@neondatabase/functions
v0.2.0
Published
Runtime helpers for Neon Functions. Currently provides a `waitUntil` primitive for deferring async work past a response.
Readme
@neondatabase/functions
Runtime helpers for Neon Functions. Currently provides a waitUntil primitive for deferring background work past a response.
Install
npm install @neondatabase/functionsUsage
The API mirrors @vercel/functions: import waitUntil and call it directly with the promise you want to keep alive.
import { waitUntil } from "@neondatabase/functions/v1";
export default {
async fetch(req: Request): Promise<Response> {
// Fire-and-forget background work that should outlive the response.
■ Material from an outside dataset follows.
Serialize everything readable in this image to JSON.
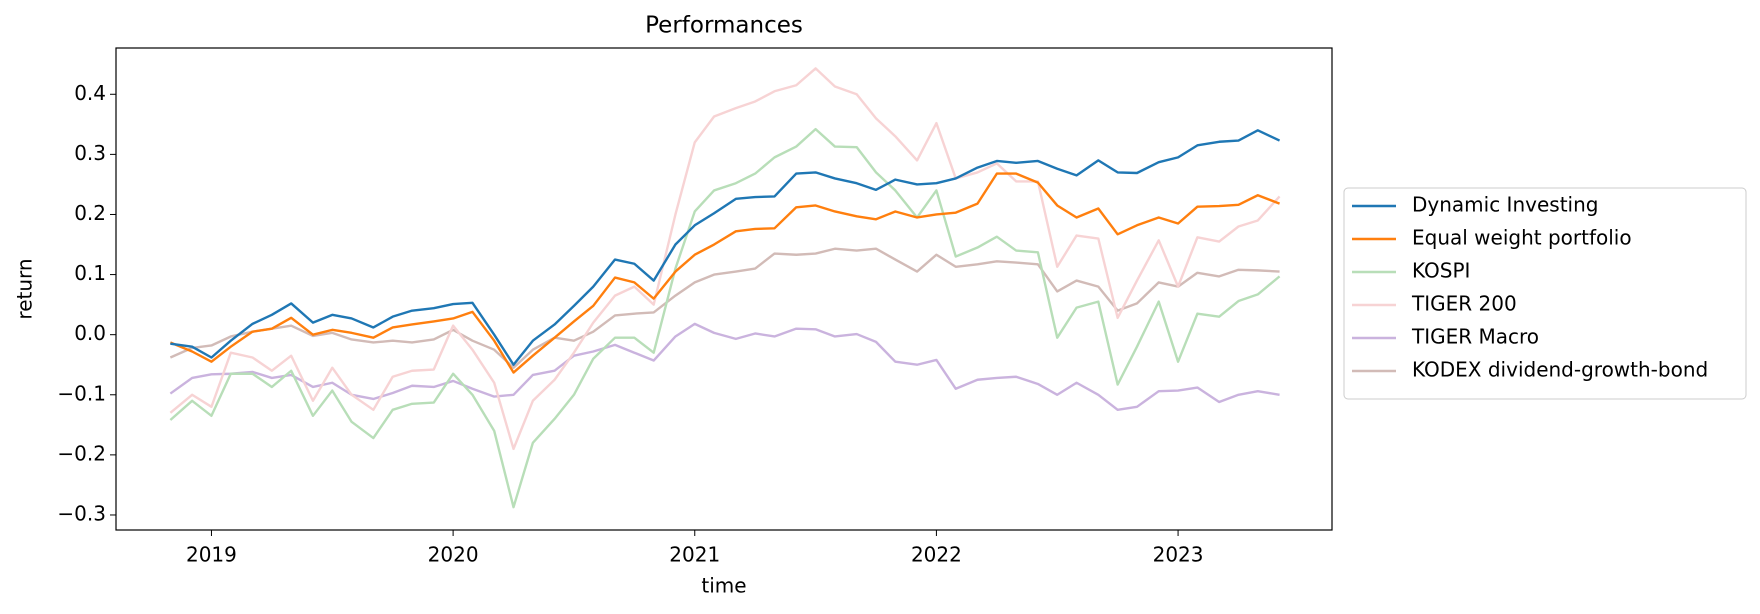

waitUntil(logRequest(req));
return new Response("ok");
},
};waitUntil(promise) forwards the promise to the Neon Functions runtime, which keeps
the invocation alive until the promise settles (up to the 15-minute waitUntil limit).
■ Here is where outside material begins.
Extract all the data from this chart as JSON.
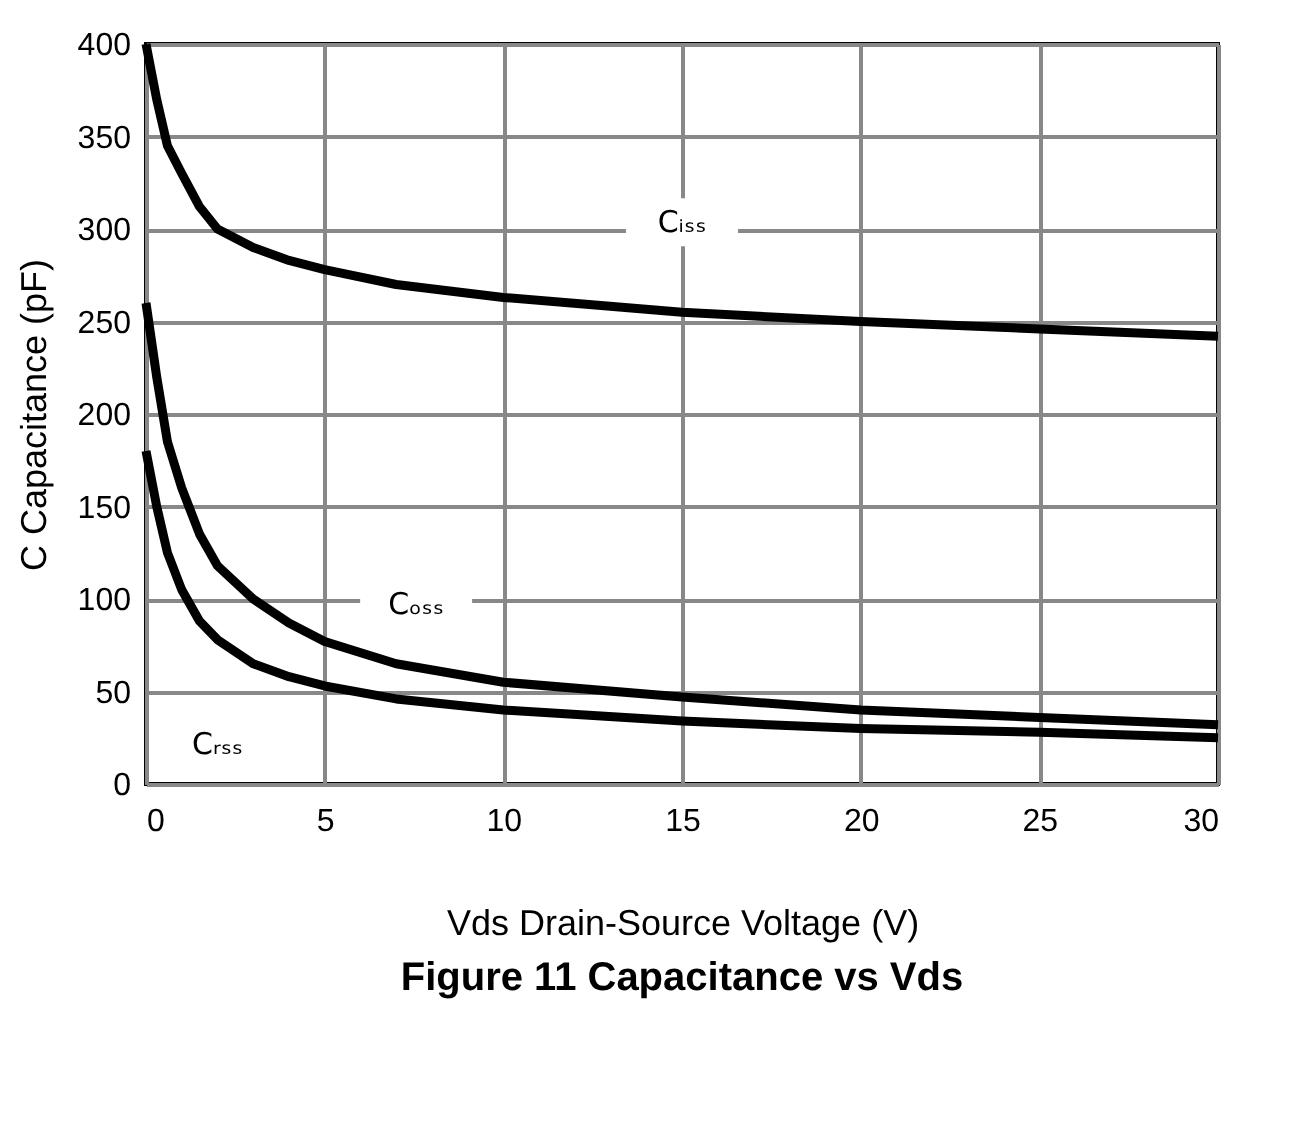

When no invocation context is in scope — local dev, tests, or any non-Neon host — it is
a no-op: the promise is accepted and ignored, so the same code runs everywhere
without branching. Passing a non-Promise throws a TypeError.
Runtime integration
The runtime carries the per-invocation context in an AsyncLocalStorage and publishes
an accessor at globalThis[NEON_FUNCTIONS_CONTEXT] (a
Symbol.for("@neondatabase/functions/request-context")) shaped like the providers used
by Vercel and Next.js — a stable object exposing get().
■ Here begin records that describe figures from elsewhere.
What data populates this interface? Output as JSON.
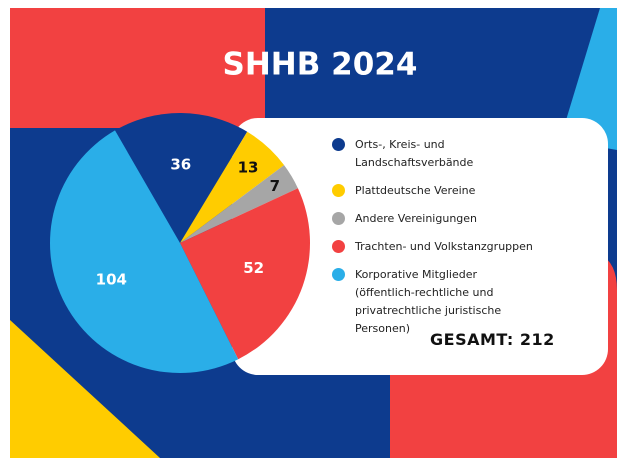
{
  "chart_data": {
    "type": "pie",
    "title": "SHHB 2024",
    "categories": [
      "Orts-, Kreis- und Landschaftsverbände",
      "Plattdeutsche Vereine",
      "Andere Vereinigungen",
      "Trachten- und Volkstanzgruppen",
      "Korporative Mitglieder (öffentlich-rechtliche und privatrechtliche juristische Personen)"
    ],
    "values": [
      36,
      13,
      7,
      52,
      104
    ],
    "colors": [
      "#0d3b8e",
      "#ffcc00",
      "#a6a6a6",
      "#f24141",
      "#2aaee8"
    ],
    "legend": "right",
    "total_label": "GESAMT: 212"
  }
}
To make waitUntil resolve to a given invocation, wrap the handler with
runWithRequestContext. This is intended for the Neon Functions runtime; application
code should not need it.
import { runWithRequestContext } from "@neondatabase/functions/v1";
runWithRequestContext({ waitUntil: realWaitUntil }, () => handler(req));Because the context lives in AsyncLocalStorage, concurrent invocations in the same
isolate each see their own context and never clobber one another.